HomeAfricaKenya: Kenya rises to Africa's ninth largest economy after rebasing

Kenya: Kenya rises to Africa’s ninth largest economy after rebasing

Kenya has jumped to Africa’s ninth largest economy with an average income of US$1,246 and a Gross Domestic Product (GDP) size of US$55.2 billion, down from the previous US$44.1 billion, PANA reported.

Kenya National Bureau of Statistics (KNBS) Director-General, Zachary Mwangi, said in a report released Tuesday, that the economy jumped 25.3% higher after the recalculation of the national statistics, known as rebasing.

“Economies are dynamic in nature. They grow, they add new sectors, new products and new technologies and consumer behaviour and taste change over time,” Mwangi said while releasing the new statistics of the rebased economy.

The new GDP growth rate has also been revised to 5.7% in 2013 from 4.7%.

Kenya overtook Ghana, Tunisia and Ethiopia, to become the ninth largest economy, after Nigeria, South Africa, Egypt, Angola, Morocco, Libya and Sudan.

Mwangi said the rebasing is used to account for the changes in the national economy to give a more current snap shot of the economy.

The new figures do not exactly show any dramatic difference in the structure of the economy in the defined categories but reveal previous miscalculations.

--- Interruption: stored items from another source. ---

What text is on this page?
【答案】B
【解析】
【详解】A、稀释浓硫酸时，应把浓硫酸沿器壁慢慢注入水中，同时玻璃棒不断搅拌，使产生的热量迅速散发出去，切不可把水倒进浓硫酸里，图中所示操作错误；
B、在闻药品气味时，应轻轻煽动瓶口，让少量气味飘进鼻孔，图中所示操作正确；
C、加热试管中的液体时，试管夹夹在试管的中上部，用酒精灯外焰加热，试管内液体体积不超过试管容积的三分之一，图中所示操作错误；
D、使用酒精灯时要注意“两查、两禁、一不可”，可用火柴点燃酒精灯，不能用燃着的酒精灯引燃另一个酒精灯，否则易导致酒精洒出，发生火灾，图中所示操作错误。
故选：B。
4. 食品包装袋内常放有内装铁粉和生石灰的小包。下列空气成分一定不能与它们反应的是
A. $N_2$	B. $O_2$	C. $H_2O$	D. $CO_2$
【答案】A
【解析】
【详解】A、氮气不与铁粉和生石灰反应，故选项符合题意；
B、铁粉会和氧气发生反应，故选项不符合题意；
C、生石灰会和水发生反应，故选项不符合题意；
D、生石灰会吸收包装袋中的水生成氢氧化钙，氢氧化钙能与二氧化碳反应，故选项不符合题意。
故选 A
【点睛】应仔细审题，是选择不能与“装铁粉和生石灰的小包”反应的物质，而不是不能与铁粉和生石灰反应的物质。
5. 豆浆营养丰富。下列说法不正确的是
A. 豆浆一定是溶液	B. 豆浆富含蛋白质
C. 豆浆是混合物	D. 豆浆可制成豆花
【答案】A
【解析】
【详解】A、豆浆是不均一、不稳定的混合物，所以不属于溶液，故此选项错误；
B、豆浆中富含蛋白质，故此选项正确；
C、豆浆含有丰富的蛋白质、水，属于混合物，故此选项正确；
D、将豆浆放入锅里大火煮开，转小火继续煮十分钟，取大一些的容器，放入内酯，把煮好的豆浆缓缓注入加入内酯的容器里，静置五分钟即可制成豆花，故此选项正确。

Razia Khan, Managing Director and Head of Research at Standard Chartered Bank, said the rebasing confirmed previously held view that the economy was growing much higher than previously measured.

“The revised growth rates also suggest that Kenya’s output gap has been closing faster than previously believed. This should have implications for monetary policy and supports our view that the Central Bank may have to tighten policy,” she said in a statement emailed to PANA.

Kenya now enters the Middle Income status but will still qualify for some level of donor funding.

“The rebasing does not necessarily mean the country has become richer,” Mwangi said. “Instead, it provides an update measure of the economy putting into consideration the relevant fundamentals.”

Kenya is under the World Bank’s category of lower middle income nations as the GDP per capita now stands above the World Bank’s benchmark of US$1,036.

Financial analysts say the move to the middle income status will disqualify Kenya from some categories of concessional lending from the World Bank.

“Given the increasing reliance on non-concessional lending, this is not likely to have any immediate impacts on the market,” Khan said.

The new figures show emerging sectors gaining more significance in the economy, including Real estate – 8.2% and ICT, which was previously not treated as an independent economic sector in previous estimates.  

It shows agriculture is still the backbone of the economy, with a five-year average 2009 to 2013 share 24.1% to 25.4% of the economy while the manufacturing contribution to GDP increased from 9.5% to 11.3%.